Frequentemente interpretou-se de forma equivocada a prova ontológica de Deus — formulada por Santo Agostinho e desenvolvida por Santo Anselmo —, e isso desde a Idade Média.
Na realidade, ela não significa que Deus é real porque pode-se concebê-lo, mas, ao contrário, que pode-se concebê-lo porque ele é real: ou seja, que a realidade de Deus tem por efeito, para nossa faculdade intelectiva, a certeza em relação a ela e, para nossa faculdade racional, a possibilidade de conceber o Absoluto.
E é precisamente esta possibilidade da razão — e a fortiori a intuição pré-racional do intelecto — que constitui a prerrogativa característica do homem.

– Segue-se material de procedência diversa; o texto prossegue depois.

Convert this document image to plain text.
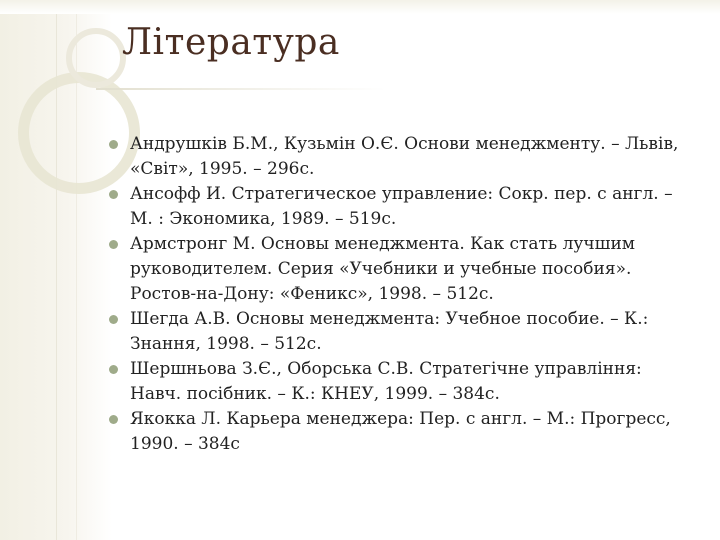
Література
Андрушків Б.М., Кузьмін О.Є. Основи менеджменту. – Львів, «Світ», 1995. – 296с.
Ансофф И. Стратегическое управление: Сокр. пер. с англ. – М. : Экономика, 1989. – 519с.
Армстронг М. Основы менеджмента. Как стать лучшим руководителем. Серия «Учебники и учебные пособия». Ростов-на-Дону: «Феникс», 1998. – 512с.
Шегда А.В. Основы менеджмента: Учебное пособие. – К.: Знання, 1998. – 512с.
Шершньова З.Є., Оборська С.В. Стратегічне управління: Навч. посібник. – К.: КНЕУ, 1999. – 384с.
Якокка Л. Карьера менеджера: Пер. с англ. – М.: Прогресс, 1990. – 384с
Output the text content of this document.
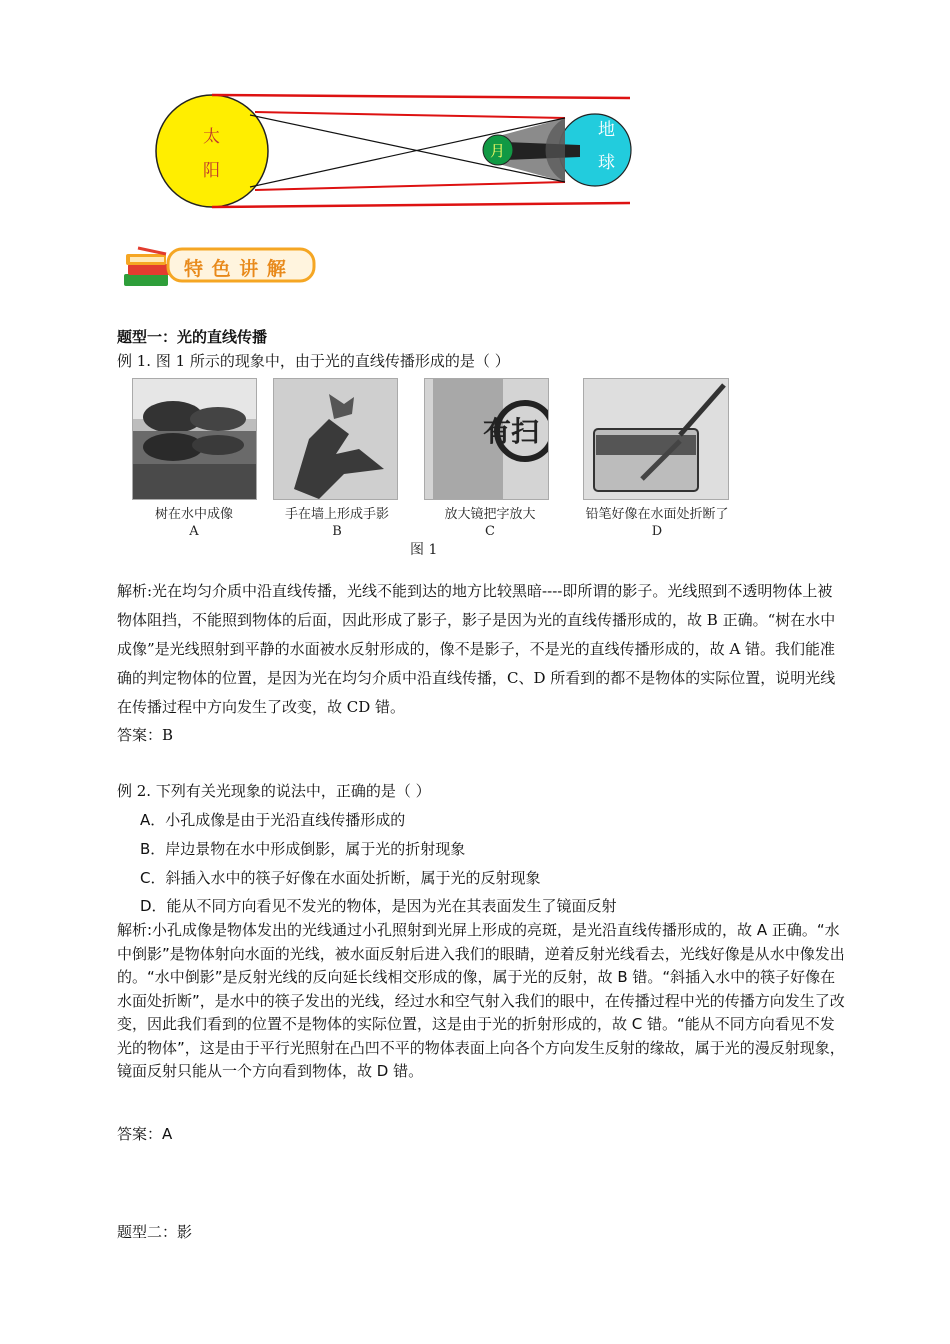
太
阳
月
地
球
特 色 讲 解
题型一：光的直线传播
例 1. 图 1 所示的现象中，由于光的直线传播形成的是（ ）
有扫
树在水中成像
A
手在墙上形成手影
B
放大镜把字放大
C
铅笔好像在水面处折断了
D
图 1
解析:光在均匀介质中沿直线传播，光线不能到达的地方比较黑暗----即所谓的影子。光线照到不透明物体上被物体阻挡，不能照到物体的后面，因此形成了影子，影子是因为光的直线传播形成的，故 B 正确。“树在水中成像”是光线照射到平静的水面被水反射形成的，像不是影子，不是光的直线传播形成的，故 A 错。我们能准确的判定物体的位置，是因为光在均匀介质中沿直线传播，C、D 所看到的都不是物体的实际位置，说明光线在传播过程中方向发生了改变，故 CD 错。
答案：B
例 2. 下列有关光现象的说法中，正确的是（ ）
A．小孔成像是由于光沿直线传播形成的
B．岸边景物在水中形成倒影，属于光的折射现象
C．斜插入水中的筷子好像在水面处折断，属于光的反射现象
D．能从不同方向看见不发光的物体，是因为光在其表面发生了镜面反射
解析:小孔成像是物体发出的光线通过小孔照射到光屏上形成的亮斑，是光沿直线传播形成的，故 A 正确。“水中倒影”是物体射向水面的光线，被水面反射后进入我们的眼睛，逆着反射光线看去，光线好像是从水中像发出的。“水中倒影”是反射光线的反向延长线相交形成的像，属于光的反射，故 B 错。“斜插入水中的筷子好像在水面处折断”，是水中的筷子发出的光线，经过水和空气射入我们的眼中，在传播过程中光的传播方向发生了改变，因此我们看到的位置不是物体的实际位置，这是由于光的折射形成的，故 C 错。“能从不同方向看见不发光的物体”，这是由于平行光照射在凸凹不平的物体表面上向各个方向发生反射的缘故，属于光的漫反射现象，镜面反射只能从一个方向看到物体，故 D 错。
答案：A
题型二：影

Na crítica da prova ontológica de Deus, o erro consiste em não ver que imaginar um objeto qualquer não é de forma nenhuma a mesma coisa que conceber o absoluto, ou o Absoluto em si; pois o que importa aqui não é o jogo subjetivo de nossa mente, mas, essencialmente, o Objeto absoluto que a determina e que mesmo constitui, em última análise, a razão de ser da inteligência humana. Sem um Deus real, não há homem possível.
Schuon, Avoir un Centre, Maisonneuve & Larose, 1988, pp. 61-62. Edição brasileira: Ter um Centro, Polar, 2018, pp. 81-82.
Nota do editor
Um possível sumário da formulação do argumento ontológico de Santo Anselmo à qual se dirige a crítica de Schuon reproduzida acima:
1) É uma verdade conceitual (ou, por assim dizer, é verdadeiro por definição) que Deus é um ser em relação ao qual nenhum ser maior pode ser imaginado (ou seja, o maior ser possível que se pode imaginar).
2) Deus existe na mente como uma ideia.
3) Um ser que existe na mente e na realidade é, todas as outras coisas sendo iguais, maior do que um ser que existe somente como uma ideia na mente.
4) Portanto, se Deus existe só como uma ideia na mente, podemos imaginar algo que seja maior do que Deus (isto é, o maior ser possível que exista).
5) Mas não podemos imaginar algo que seja maior do que Deus (pois é uma contradição supor que possamos imaginar um ser maior do que o maior ser possível que se possa imaginar).
6) Portanto, Deus existe.
[Fonte: Wikipédia em inglês, verbete “Ontological argument”.]